The Sound of Crickets at Night: Giving a Voice to the Marshall Islands
By Erica Burman on Tuesday, April 2nd, 2013
A former Peace Corps Volunteer, of course.
Although his main job is working for the people of Bikini Atoll in the Marshall Islands, Jack Niedenthal (Marshall Islands* 1981-84) is also a Returned Peace Corps Volunteer (RPCV) filmmaker. On May 8th his fourth full-length feature film in the Marshallese language about the people of Bikini Atoll, Ainikien Jidjid ilo Boñ (The Sound of Crickets at Night), will screen at the 2013 Los Angeles Asian Pacific Film Festival.
Jack Niedenthal’s first six years in the Marshall Islands were all spent in the isolated jungles of the outer islands.

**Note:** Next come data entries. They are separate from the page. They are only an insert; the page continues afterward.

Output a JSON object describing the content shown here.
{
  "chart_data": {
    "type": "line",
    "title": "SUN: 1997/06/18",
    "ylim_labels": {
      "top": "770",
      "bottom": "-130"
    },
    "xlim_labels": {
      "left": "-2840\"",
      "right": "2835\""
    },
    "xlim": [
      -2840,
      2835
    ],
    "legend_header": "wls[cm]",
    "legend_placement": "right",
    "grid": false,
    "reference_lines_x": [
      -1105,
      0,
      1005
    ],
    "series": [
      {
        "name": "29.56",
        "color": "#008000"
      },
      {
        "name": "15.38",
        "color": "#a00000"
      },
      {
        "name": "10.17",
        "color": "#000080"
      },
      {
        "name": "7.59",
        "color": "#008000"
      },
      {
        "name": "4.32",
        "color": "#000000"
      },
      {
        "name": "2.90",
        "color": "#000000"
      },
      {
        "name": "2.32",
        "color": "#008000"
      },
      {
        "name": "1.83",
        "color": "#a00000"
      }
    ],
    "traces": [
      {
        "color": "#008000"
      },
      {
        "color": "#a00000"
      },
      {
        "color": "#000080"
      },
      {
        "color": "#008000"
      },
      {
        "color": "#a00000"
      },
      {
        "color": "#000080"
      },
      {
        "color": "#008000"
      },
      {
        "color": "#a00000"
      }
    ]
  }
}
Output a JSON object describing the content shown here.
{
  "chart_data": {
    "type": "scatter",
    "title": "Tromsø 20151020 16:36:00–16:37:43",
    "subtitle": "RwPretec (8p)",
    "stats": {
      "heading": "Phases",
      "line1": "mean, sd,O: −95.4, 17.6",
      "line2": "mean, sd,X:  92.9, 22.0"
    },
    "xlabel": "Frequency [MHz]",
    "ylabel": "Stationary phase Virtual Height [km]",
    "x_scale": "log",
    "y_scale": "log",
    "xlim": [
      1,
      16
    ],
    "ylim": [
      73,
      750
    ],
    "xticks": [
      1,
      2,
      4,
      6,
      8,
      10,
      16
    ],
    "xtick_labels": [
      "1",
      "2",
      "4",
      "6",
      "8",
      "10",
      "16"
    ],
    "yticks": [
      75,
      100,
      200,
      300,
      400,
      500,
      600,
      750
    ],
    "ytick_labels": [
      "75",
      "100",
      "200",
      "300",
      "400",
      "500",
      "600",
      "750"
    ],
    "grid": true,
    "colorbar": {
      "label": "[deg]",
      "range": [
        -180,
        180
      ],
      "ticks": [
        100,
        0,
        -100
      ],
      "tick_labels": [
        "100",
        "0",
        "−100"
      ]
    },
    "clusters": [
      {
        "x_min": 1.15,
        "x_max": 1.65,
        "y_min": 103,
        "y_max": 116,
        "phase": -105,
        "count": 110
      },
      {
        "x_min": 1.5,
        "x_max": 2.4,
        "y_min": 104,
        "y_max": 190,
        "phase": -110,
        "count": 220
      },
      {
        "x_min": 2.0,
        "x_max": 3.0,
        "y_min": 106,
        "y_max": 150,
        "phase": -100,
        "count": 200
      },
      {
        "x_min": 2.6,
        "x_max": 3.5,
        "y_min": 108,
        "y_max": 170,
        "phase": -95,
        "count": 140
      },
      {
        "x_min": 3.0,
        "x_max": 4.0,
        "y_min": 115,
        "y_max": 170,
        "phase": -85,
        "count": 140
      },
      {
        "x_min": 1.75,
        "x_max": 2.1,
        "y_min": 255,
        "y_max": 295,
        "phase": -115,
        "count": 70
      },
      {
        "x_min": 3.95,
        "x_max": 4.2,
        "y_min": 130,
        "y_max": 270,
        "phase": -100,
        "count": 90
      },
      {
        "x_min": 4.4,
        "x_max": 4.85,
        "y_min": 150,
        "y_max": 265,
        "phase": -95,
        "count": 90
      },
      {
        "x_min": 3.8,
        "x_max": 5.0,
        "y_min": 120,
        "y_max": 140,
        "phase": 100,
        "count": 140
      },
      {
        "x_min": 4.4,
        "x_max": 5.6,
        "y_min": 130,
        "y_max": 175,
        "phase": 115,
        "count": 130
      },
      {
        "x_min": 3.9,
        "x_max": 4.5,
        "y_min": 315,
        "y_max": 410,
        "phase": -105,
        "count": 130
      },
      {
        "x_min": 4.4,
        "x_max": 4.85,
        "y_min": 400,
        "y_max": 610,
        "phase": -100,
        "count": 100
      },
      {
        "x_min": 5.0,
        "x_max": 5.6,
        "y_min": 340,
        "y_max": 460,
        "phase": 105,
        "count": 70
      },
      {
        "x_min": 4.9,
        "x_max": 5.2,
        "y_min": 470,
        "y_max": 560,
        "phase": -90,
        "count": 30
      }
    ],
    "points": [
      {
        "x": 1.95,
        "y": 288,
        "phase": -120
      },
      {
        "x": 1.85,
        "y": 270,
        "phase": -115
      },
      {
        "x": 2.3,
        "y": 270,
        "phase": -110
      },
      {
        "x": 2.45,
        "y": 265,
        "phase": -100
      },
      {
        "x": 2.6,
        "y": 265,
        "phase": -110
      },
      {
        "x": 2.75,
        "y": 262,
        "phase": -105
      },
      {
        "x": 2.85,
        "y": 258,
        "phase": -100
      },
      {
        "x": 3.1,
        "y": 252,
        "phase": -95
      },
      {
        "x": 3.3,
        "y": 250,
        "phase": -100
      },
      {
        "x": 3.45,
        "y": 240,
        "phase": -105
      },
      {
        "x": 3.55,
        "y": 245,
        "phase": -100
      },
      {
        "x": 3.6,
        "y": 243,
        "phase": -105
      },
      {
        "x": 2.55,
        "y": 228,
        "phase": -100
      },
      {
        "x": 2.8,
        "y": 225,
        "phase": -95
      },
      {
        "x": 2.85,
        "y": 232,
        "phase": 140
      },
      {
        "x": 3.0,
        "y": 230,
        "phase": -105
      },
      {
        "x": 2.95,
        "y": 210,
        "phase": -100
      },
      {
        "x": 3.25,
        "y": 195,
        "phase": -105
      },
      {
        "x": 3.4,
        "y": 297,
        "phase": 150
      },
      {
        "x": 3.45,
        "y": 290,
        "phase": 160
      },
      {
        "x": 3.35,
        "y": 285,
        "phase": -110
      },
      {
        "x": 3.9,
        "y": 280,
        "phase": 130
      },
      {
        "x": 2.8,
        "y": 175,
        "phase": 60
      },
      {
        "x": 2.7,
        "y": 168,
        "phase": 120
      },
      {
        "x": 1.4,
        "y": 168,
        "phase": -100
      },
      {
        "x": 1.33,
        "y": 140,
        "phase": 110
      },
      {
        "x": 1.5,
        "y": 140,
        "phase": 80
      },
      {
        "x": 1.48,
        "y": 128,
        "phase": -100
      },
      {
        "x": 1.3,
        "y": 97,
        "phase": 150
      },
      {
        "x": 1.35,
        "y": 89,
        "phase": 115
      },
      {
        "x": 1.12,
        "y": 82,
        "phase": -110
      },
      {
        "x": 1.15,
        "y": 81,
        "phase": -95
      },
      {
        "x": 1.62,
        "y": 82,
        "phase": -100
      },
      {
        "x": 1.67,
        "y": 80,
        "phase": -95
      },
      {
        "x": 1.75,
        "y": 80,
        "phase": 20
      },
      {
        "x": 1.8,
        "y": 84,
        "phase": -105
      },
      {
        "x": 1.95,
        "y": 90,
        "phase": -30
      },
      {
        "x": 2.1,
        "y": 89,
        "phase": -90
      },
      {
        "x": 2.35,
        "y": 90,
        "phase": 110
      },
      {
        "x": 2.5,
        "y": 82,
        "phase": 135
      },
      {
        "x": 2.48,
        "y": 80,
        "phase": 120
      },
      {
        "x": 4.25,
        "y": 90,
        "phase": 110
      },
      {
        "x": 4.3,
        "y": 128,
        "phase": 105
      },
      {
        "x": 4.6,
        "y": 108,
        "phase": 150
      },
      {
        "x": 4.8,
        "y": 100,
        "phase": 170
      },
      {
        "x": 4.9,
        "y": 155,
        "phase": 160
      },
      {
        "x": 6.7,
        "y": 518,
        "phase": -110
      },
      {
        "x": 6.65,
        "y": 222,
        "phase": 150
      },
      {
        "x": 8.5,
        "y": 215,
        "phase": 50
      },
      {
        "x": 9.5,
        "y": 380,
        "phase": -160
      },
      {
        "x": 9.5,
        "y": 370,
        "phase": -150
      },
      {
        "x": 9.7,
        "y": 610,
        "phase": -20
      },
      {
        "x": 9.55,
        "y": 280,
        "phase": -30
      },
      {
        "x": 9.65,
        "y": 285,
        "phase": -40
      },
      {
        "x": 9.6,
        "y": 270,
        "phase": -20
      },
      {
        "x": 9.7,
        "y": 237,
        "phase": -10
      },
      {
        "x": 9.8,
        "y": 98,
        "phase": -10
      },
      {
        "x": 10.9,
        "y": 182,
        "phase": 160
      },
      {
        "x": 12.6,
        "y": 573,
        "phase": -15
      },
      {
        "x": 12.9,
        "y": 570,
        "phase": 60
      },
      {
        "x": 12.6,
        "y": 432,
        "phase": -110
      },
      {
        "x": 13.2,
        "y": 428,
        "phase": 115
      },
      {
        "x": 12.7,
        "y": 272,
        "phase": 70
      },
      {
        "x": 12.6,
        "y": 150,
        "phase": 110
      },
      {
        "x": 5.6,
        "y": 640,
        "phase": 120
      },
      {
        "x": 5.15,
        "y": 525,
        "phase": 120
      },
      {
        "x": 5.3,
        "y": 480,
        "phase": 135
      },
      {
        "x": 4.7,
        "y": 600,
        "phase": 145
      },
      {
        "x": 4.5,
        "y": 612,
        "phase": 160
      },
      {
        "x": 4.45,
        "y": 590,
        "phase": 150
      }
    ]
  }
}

He was a Peace Corps Volunteer on Namu Atoll from 1981 to 1984, then contracted to work with the Bikini Council on Kili Island from 1984 through late 1986 teaching English to the adults, teaching in the elementary school and working with the Kili/Bikini/Ejit Local Government Council.
In 1987 he assumed the duties of the Trust Liaison for the People of Bikini, which includes the management and coordination of the funds allocated by the United States government to compensate the Bikinians for their suffering and to facilitate the radiological cleanup of Bikini Atoll. He acts as a liaison for the Council to the media, the U.S. government and its various agencies, the scientists who work on Bikini, the Bikini Council’s attorney, trustees, money managers, construction companies, engineers, project managers, auditors and business associates. The government of the Marshall Islands awarded him an honorary “Public Benefit” Marshallese citizenship in December of 2000.
In 2008, while with his 10 year old son, Max, in a local video store surrounded by the typical Hollywood-based fare, his son asked, ”Why are there no movies in Marshallese?” [Editor's note: Jack's wife of 25 years, Regina, is a Bikini islander. They have five children, two of them by adoption, and one grandson.] Realizing what a tragedy it was for the children of the Marshall Islands to grow up without seeing a film in their own language, set in their own country and dealing with issues unique to their own culture, Jack decided to venture into filmmaking.
He founded Microwave Films of the Marshall Islands, bought some filmmaking equipment and, along with co-director and co-producer Suzanne Chutaro (the daughter of a former RMI Peace Corps Volunteer Joe Murphy), made a Marshallese children’s movie, a fairy tale about a mythical Marshallese sprite, entitled Ña Noniep (I am the Good Fairy, 2009).
This film was followed by 3 more feature length films in the Marshallese language, Yokwe Bartowe (Poor Bartowe, 2010), Lañinbwil’s Gift (2011, a film that won numerous awards including “Best of Festival” at the Guam International Film Fest and “Best Foreign Film” at the Hawaii Ocean Film Festival), and now, Ainikien Jidjid ilo Boñ (The Sound of Crickets at Night), a narrative feature film about the people of Bikini Atoll that has already won the Atlantis Award for Foreign Feature Films at the 2012 New York based Moondance International Film Festival, the 2012 Grand Jury Award for Achievement in Acting at the Guam International Film Festival, was an Official Selection at the prestigious 2012 Hawaii International Film Festival, and now will be showing at the 29th annual Los Angeles Asian Pacific Film Festival in May of 2013 and the Big Island Film Festival in Hawaii on May 26th.
A review on the website Film Threat says “this small and remarkable film is one of the year’s most engaging under-the-radar gems.”
View the film trailer…
For those who will be in the Los Angeles area in May, following is information on the screening there:
THE SOUND OF CRICKETS AT NIGHT
Screening AT 7 PM ON MAY 8th, 2013 AT THE CVG THEATERS
621 S Western Ave, Los Angeles, CA 90005
Jack and the team at Microwave Films isn’t letting the Marshallese sand collect under their feet. They’re currently at work on their 5th feature film, entitled JILEL (The Shell).
*By the way, there isn’t a big Marshall Island RPCV contingent. We checked. Between the years 1966 and 1996, a total of 146 Peace Corps Volunteers have served in the Marshall Islands.